In economic terms, what determines the level of wages is the marginal productivity of labour.  That is to say, a person will earn from his labour almost, but not quite, precisely, the value of what his labour produces, since it will pay an employer to provide the worker with such a wage, enabling the employer thereafter to achieve a profit from the marginal residue of such worker’s productivity.  Competition from employers, or potential employers, in the labour market, thus tends to cause such a marginal or natural wage to ensue. 

What distinguishes, and causes, the relatively much greater wages paid for labour in advanced economies is the much greater amount of capital available in such economies to its workers.  It is the amount of capital available which provides the tools for the job, thereby enabling the productivity or output of workers in advanced economies to far exceed those of less capitalized economies and enables them to receive such higher wages.  All else being equal, the more capital invested, the higher the wages received.

If, by whatever means, a union is able to achieve remuneration for its workers above the ‘natural wage’ then, if the employer is to remain in business, it will be necessary, assuming minimum wage and / or anti discrimination laws permit it, for the employer to balance such increase by reducing the pay of his or her non-union workers to less than their ‘natural wage’.  The American economist, Milton Friedman suggests that unions have increased the wages of about 10-15% of American employees by 10 –15% by reducing the wages of the remainder by 4%.  Union gain is thus non-union pain.

Alternatively the employer can reduce the size of his labour bill by dismissing the less productive of his or her workers until the productivity of the marginal worker again equals the ‘natural wage’. If the employer is able instead to increase his or her prices thereby to maintain profit margin then all else being equal, consumers will have less money to spend with other producers, who will in turn reduce the number of their workers.  In either event, the result for the economy as a whole is increased unemployment.

Economically it is not feasible for the increase in wages above the ‘natural wage’ to come long-term from the employer’s profit.  Normally, the profit margin represents only a very small proportion of income; the vast bulk is wages.  Competition from other, or would-be entrepreneurs ensures that profit margins tend towards the minimum level needed to cause an employer to enter or remain in business.  Reducing the profit margin to pay above market wages will tend to drive them out of business. 

In any event, it is from the profit margin that the employer will obtain the capital needed, as indicated above, to increase or at least maintain the existing wage level.  Reduced profit means less capitalization.   Decapitalization results in reduced productivity and reduced wages for all.

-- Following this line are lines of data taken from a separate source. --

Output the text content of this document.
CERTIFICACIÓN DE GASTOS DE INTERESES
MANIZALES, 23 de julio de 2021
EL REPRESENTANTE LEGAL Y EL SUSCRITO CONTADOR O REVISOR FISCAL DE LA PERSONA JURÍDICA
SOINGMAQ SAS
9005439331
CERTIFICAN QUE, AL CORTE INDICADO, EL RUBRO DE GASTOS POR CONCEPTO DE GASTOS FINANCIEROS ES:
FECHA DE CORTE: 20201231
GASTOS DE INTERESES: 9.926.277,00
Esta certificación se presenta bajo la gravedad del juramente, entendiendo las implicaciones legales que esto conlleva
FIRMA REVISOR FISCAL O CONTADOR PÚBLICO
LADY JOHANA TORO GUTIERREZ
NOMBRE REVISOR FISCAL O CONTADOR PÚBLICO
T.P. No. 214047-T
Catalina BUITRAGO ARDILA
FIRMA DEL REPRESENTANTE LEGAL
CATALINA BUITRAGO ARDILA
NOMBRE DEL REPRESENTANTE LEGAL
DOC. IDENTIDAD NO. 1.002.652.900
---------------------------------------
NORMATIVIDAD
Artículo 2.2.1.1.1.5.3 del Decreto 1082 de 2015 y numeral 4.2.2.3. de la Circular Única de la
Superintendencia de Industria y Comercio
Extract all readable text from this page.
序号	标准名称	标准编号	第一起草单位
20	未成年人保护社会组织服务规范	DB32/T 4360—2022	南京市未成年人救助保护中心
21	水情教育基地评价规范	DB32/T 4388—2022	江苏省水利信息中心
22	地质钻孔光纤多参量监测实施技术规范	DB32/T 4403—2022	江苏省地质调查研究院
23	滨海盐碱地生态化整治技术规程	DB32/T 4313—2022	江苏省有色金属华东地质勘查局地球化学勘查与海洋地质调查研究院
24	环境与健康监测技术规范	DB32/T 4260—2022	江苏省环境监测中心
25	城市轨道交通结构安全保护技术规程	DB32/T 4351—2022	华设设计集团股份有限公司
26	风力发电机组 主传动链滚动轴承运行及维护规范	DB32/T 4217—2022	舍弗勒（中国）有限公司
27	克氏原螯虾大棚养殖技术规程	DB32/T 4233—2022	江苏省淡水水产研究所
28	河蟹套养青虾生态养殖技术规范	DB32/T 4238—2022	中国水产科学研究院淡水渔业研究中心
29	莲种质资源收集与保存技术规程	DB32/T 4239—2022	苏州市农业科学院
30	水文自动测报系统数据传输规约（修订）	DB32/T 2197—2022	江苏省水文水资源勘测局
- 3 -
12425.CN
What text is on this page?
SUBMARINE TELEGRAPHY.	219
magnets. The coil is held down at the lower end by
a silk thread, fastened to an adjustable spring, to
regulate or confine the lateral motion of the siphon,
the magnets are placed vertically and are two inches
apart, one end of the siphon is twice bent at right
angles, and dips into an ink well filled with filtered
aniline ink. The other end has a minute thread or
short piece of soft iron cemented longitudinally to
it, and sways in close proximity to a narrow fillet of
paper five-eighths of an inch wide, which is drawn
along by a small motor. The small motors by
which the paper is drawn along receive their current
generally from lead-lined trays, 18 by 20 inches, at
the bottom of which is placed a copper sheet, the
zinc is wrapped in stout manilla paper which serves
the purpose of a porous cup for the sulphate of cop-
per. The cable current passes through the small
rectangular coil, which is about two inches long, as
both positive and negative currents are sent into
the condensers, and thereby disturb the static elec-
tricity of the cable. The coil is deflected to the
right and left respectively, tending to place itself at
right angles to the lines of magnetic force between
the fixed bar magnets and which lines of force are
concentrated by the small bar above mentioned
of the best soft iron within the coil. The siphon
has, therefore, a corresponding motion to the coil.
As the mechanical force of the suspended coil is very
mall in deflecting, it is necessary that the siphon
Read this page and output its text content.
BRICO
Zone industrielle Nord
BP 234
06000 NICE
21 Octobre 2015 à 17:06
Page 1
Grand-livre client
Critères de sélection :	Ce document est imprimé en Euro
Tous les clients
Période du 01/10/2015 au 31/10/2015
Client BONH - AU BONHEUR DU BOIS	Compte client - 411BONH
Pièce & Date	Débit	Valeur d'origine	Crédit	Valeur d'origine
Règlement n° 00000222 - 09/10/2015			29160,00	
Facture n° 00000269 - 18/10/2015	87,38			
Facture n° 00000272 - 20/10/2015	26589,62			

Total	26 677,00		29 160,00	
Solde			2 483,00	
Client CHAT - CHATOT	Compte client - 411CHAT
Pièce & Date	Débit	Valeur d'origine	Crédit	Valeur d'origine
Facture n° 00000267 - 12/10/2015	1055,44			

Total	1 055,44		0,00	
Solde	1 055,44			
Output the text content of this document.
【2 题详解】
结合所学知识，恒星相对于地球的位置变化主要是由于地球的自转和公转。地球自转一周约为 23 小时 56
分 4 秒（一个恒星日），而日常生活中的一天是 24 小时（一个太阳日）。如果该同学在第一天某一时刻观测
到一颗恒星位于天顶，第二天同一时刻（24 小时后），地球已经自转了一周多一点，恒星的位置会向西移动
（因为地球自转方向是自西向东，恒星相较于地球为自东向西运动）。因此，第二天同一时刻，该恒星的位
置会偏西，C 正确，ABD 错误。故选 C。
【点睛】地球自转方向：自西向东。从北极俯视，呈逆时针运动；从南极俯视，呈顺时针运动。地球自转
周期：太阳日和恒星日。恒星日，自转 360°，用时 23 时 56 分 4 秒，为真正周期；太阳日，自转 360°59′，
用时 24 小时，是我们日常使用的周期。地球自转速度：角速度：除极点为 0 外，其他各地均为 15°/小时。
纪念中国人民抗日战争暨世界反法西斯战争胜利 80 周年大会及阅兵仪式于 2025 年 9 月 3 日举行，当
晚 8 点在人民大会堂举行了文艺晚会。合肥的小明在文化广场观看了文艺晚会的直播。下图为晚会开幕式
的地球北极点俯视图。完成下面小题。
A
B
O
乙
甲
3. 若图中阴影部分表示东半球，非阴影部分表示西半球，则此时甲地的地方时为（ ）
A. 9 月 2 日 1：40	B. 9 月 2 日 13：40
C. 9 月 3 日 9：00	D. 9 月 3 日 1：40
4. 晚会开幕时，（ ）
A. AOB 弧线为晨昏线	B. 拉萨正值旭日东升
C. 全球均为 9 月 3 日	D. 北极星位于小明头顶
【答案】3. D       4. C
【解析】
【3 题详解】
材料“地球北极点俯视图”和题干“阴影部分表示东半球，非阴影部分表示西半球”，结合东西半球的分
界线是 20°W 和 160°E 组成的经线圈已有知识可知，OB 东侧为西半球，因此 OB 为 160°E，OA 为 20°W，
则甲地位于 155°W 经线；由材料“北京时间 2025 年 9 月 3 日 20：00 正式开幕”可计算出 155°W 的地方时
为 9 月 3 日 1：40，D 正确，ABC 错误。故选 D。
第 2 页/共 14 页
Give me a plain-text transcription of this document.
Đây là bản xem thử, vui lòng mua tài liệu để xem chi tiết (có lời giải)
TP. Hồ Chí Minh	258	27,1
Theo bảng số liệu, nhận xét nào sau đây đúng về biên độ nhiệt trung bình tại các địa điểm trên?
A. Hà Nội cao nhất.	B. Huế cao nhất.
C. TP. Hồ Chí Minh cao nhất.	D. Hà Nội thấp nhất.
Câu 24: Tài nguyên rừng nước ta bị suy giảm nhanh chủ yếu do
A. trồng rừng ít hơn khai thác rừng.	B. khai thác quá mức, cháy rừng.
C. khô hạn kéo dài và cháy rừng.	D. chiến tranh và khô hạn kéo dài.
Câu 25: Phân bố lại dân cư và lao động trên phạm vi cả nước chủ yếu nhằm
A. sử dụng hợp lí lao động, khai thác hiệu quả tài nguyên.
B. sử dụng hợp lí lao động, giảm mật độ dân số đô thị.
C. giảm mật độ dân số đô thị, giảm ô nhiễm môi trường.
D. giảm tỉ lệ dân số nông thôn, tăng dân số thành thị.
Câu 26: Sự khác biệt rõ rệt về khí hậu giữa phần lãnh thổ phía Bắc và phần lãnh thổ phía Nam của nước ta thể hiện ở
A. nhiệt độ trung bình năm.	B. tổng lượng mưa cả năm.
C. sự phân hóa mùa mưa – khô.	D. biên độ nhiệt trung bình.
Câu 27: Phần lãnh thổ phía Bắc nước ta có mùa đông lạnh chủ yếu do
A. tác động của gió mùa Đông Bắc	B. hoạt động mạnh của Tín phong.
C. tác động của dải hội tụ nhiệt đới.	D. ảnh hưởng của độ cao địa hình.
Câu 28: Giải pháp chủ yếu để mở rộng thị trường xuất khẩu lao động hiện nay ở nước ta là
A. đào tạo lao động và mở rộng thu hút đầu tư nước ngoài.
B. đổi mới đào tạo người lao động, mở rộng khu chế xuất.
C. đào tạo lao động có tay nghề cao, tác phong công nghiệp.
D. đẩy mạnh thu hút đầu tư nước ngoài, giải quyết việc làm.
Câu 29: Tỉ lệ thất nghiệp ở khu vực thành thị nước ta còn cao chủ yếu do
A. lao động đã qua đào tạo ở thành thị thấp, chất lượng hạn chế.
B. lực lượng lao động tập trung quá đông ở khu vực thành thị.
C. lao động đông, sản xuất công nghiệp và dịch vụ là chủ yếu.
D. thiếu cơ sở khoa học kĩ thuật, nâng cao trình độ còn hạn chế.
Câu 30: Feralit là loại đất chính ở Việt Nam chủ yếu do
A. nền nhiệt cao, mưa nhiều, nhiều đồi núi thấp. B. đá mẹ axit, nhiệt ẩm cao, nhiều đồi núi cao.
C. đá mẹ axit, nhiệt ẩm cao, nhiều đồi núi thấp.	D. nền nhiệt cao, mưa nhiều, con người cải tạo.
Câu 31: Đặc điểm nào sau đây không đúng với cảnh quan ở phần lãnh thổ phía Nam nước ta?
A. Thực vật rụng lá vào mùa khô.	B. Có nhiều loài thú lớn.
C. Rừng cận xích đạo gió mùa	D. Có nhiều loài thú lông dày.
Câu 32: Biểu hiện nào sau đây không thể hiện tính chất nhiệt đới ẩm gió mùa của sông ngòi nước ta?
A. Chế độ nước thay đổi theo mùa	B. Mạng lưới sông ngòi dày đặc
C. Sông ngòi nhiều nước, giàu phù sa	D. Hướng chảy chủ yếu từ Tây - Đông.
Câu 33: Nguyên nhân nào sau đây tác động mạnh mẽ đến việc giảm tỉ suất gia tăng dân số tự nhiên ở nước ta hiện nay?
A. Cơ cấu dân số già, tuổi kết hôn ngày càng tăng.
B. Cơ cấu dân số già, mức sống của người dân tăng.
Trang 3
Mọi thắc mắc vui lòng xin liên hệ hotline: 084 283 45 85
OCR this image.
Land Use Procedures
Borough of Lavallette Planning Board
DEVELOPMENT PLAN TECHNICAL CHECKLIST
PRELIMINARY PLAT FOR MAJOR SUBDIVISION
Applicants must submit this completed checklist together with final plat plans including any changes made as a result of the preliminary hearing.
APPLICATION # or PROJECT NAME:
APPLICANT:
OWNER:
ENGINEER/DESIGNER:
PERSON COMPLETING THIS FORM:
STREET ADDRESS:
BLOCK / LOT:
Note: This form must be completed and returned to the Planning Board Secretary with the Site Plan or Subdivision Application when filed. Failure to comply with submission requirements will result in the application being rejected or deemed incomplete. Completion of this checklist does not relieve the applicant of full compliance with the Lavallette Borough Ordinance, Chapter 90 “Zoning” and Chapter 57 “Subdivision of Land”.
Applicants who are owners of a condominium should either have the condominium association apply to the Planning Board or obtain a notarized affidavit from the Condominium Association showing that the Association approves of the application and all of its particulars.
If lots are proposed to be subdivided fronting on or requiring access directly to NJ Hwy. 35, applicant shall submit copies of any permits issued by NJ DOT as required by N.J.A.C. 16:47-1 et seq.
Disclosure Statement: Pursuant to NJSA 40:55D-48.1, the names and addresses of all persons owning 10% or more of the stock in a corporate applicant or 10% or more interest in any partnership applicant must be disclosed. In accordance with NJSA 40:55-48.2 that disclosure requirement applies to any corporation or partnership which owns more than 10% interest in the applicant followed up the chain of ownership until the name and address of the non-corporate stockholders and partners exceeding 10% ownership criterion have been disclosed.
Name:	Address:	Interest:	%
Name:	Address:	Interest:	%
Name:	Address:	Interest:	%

It is sometimes alleged that unions, by causing wages to rise above market rates, cause inflation.  This is a myth; all else being equal, increased wages for some merely means less wages or unemployment for others.  It does not of itself cause inflation.  However what tends to follow is that having thereby created unemployment, unions insist on generous unemployment benefits being provided by the state.  In order to do this the state, rather than increasing taxes, creates money.  It is the state’s creation of money, rather than above market wages that causes inflation.

Causing above market local wage rates leads unions to support protectionism in order to prevent overseas competition.  Unions have also sought to prevent local employers from operating overseas, unless they provide overseas employees with the same or similar wages or conditions as they are required to pay at home.  Ostensibly this is to be fair to overseas workers.  Such purported justification, essentially unwelcome to overseas workers, who are thereby deprived of much desired work, is manifestly specious.  Rather it constitutes a sophisticated form of union protectionism.

Whilst the above criticisms are significant, it is not to suggest that unions do not have a proper or desirable economic role to play in providing representation, training or support for their members.